'Milk 4 Many' donates unwanted school lunch items

Started in 2011, under the direction of Lori Moss, a parent volunteer at Katy Elementary, “Milk 4 Many” donates unopened and unwanted milk and lunch items to Katy Christian Ministries to be given to those in need in the community. Brenda Martin, a substitute teacher and volunteer at Katy Elementary, is currently keeping the program running and growing. 

While lunches provided by Katy ISD’s Nutrition and Food Services Department are mandated to include milk, some children simply do not want to drink it on a given day, regardless of how much schools encourage them to do so.

The “Milk 4 Many” program gives children the opportunity to donate their unwanted milk to Katy Christian Ministries' food pantry and help a community member in need. Children can make the choice to place their unopened items in an ice-filled cooler near their lunch room trash cans to be donated. 

Katy Elementary is one of only six Katy ISD schools, five elementary schools and one junior high school, to participate in the program. While the other schools donate milk and juice, Katy Elementary students also donate unopened snack food items like chips and muffins they’ve decided not to eat. 

Katy Elementary principal, Beth Grimet, says, “This is simply making a choice of not throwing food and milk away. We’re taking care of Katy. We’re taking care of our community.”

Principal Grimet continues, “We stress the fact that we want the children to eat the food on their tray, but if they don’t want it, they have the opportunity to choose to place their food in the cooler to be given to less fortunate people.” 

Katy Elementary is the smallest elementary school in the district, having the fewest amount of enrolled students. However, the school has donated 5000 cartons of milk in a single year.

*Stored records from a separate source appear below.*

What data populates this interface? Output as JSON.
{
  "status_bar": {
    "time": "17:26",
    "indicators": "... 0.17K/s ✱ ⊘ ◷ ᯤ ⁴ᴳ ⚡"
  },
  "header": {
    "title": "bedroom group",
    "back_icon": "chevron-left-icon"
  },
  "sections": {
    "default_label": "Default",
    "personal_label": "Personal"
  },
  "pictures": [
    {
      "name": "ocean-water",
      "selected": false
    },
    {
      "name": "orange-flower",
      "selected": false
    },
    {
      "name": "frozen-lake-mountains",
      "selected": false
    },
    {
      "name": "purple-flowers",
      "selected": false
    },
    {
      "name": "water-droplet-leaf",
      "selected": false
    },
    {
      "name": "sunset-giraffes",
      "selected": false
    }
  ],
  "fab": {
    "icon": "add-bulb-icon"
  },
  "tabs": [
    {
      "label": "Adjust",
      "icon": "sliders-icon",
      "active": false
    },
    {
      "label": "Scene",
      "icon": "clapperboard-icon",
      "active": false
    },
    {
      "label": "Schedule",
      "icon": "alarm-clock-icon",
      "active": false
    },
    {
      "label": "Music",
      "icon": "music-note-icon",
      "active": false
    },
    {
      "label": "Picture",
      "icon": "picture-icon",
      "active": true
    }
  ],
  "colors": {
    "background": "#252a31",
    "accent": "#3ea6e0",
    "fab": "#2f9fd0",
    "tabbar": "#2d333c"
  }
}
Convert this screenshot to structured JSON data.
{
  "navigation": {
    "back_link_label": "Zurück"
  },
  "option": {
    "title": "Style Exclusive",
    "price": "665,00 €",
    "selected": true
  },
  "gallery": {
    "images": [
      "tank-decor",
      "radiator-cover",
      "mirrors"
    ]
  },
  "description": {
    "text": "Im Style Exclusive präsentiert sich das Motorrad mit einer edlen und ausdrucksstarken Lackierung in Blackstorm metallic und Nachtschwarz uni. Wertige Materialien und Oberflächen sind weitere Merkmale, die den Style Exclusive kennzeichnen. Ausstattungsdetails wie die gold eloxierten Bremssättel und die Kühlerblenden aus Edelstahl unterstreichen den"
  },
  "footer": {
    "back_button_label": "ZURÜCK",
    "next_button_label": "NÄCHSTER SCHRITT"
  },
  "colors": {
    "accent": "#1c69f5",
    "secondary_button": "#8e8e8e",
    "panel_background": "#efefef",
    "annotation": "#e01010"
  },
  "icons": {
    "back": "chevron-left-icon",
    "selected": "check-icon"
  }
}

During the first quarter of 2019 alone, 6.5 tons of unwanted items were donated to Katy Christian Ministries instead of tossed in the garbage. 

“Our community is very giving and takes care of each other. Our children always want to help and do good for others, so they really look forward to donating to someone else who may want it,” shares Grimet. 

The point that children are encouraged to eat their entire meal is deeply emphasized by Martin and the “Milk 4 Many” program. Martin discusses that, “We aren’t snatching milk away from children and giving it to Katy Christian Ministries. If they don’t want it, it is up to them to freely decide if they would like to donate it. But, of course, we really push the importance of eating and drinking their entire lunch.”

The collection of milk is completely dependent upon the help of volunteers from the Parent- Teacher Organization at each school. None of the responsibility falls on the teachers or staff to keep this program going. 

Volunteers pick up the cooler of donated items and transport it to Katy Christian Ministries on Mondays through Thursdays. The donated items are placed in a walk-in refrigerator and organized to be redistributed.

Martin noted that if Katy Christian Ministries ever has an overabundance of milk, the food pantry will then share some of the donations with other neighboring donation facilities. Basically, nothing goes to waste, and people all over the Houston area can have their needs met. 

Martin truly strives for more of Katy ISD to become involved in “Milk for Many”. “It’s such an incredible program to eliminate waste and help the community. My goal is to advertise the availability of the program,” says Martin. 

She recently learned, as she made an appeal to the Katy ISD Board of Trustees last month, many members were completely unaware of the program. She shared that Katy ISD Superintendent, Ken Gregorski, and his staff are looking into the program to determine if expanding it is a possibility. 

Since the program has gotten much more attention as of late, PTO members from Katy High School have inquired about “Milk for Many.” Even schools in Alief ISD have been in contact with Principal Grimet, seeking information.